Une étude suggère que les femmes se remettent rapidement d'une rupture parce qu'elles envisagent cette possibilité et ses conséquences bien avant qu'elle ne se produise, alors que les hommes le font rarement.
Une épouse avisée comprend l'art de préserver la dignité de son mari.
La capacité d'une femme à accorder à son mari ou à son partenaire le « respect » ou la « face » appropriés est la pierre angulaire de l'harmonie dans les relations modernes.
Ne sous-estimez pas cette question. Lors de réunions sociales, il arrive fréquemment que des épouses ne préservent pas la dignité de leur mari en public.
La semaine dernière, lors d'un dîner avec plus d'une douzaine d'invités, avant même que le deuxième plat ne soit servi, Mme Chen, au milieu des plaisanteries et des toasts, a lancé à Mme Zhang, assise à côté d'elle : «« Votre mari sait vraiment comment gagner sa vie ! Le revenu mensuel de mon mari n'atteint même pas la moitié du sien ! » Entendant la « franchise » étonnante de sa femme, M. Chen, assis à proximité, est immédiatement devenu rouge comme une tomate. En tant qu'invité d'honneur, il s'est levé brusquement pour éviter un embarras supplémentaire : « Ma voiture est garée au bord de la route et risque d'être mise en fourrière. Je vais juste aller la déplacer, puis je reviendrai rapidement. »Sur ce, M. Chen s'est excusé et est parti. Bien sûr, il n'est jamais revenu ; l'excuse du stationnement n'était qu'un prétexte pour partir.

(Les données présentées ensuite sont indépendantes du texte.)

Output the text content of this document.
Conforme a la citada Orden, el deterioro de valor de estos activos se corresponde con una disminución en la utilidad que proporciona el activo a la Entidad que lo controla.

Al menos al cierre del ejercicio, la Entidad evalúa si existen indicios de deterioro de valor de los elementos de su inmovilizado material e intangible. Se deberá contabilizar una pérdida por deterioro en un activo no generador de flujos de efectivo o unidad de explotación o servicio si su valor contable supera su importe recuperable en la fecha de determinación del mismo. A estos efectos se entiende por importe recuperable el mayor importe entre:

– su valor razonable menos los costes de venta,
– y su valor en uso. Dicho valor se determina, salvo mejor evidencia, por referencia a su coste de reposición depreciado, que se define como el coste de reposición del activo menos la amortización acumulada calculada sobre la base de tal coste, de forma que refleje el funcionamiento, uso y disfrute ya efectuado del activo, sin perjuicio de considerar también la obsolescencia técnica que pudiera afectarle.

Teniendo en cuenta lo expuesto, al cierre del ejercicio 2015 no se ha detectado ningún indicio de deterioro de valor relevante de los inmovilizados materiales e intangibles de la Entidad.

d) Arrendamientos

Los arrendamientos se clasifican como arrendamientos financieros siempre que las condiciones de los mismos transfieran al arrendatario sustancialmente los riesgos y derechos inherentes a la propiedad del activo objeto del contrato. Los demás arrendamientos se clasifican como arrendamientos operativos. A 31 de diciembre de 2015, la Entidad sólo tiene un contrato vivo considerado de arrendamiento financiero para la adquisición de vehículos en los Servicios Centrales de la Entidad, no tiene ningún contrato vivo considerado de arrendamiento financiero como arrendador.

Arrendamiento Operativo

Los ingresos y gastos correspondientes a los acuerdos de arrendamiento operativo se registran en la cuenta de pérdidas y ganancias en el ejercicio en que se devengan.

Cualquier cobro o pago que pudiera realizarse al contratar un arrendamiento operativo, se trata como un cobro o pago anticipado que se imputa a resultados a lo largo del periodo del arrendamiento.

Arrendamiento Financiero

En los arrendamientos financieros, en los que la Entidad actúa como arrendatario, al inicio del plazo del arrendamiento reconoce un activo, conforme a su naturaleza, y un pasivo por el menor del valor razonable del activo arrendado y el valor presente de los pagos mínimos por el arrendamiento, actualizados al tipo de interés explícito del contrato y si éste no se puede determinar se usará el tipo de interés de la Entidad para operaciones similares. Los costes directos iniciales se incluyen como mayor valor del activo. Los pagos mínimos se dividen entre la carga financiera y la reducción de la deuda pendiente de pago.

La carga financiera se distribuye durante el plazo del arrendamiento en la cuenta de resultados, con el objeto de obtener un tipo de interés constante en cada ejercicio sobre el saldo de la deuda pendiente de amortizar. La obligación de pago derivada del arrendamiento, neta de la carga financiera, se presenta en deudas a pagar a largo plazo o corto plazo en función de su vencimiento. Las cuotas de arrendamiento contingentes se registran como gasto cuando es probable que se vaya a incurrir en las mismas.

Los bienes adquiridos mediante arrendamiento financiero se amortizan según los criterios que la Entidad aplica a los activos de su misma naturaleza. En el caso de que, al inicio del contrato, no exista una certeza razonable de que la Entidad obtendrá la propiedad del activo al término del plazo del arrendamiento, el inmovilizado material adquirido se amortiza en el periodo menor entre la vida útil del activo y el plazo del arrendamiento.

Il ne faut jamais sous-estimer les questions de prestige. Un proverbe chinois résume bien cette caractéristique nationale : « Un pendu qui se poudre le visage – mourir pour sauver la face. » Même les étrangers reconnaissent ce phénomène, qu'ils ont baptisé « no face » (sans visage).Tout le monde souhaite être traité avec respect en public ou vivre dans la dignité. En d'autres termes, personne ne souhaite voir son amour-propre bafoué ou subir l'humiliation, surtout lorsqu'il est rabaissé par son conjoint devant des connaissances ! Le célèbre auteur Somerset Maugham a un jour déclaré : « L'amour-propre est une vertu, une force motrice qui pousse à s'améliorer continuellement. »Dans les relations modernes, nous devrions peut-être apprendre à préserver les « vertus » et les « forces motrices » de l'autre, n'est-ce pas ?
Sauver la face est en fait un art de la communication. Mme Chen aurait pu simplement dire :« Bravo, Mme Zhang ! Votre mari est en train de devenir un véritable génie des affaires. Peut-être qu'un jour, mon mari pourrait lui demander conseil sur les secrets de la prospérité. Mais dans d'autres domaines, votre mari pourrait peut-être apprendre une chose ou deux du mien. » Une telle formulation aurait naturellement satisfait tout le monde.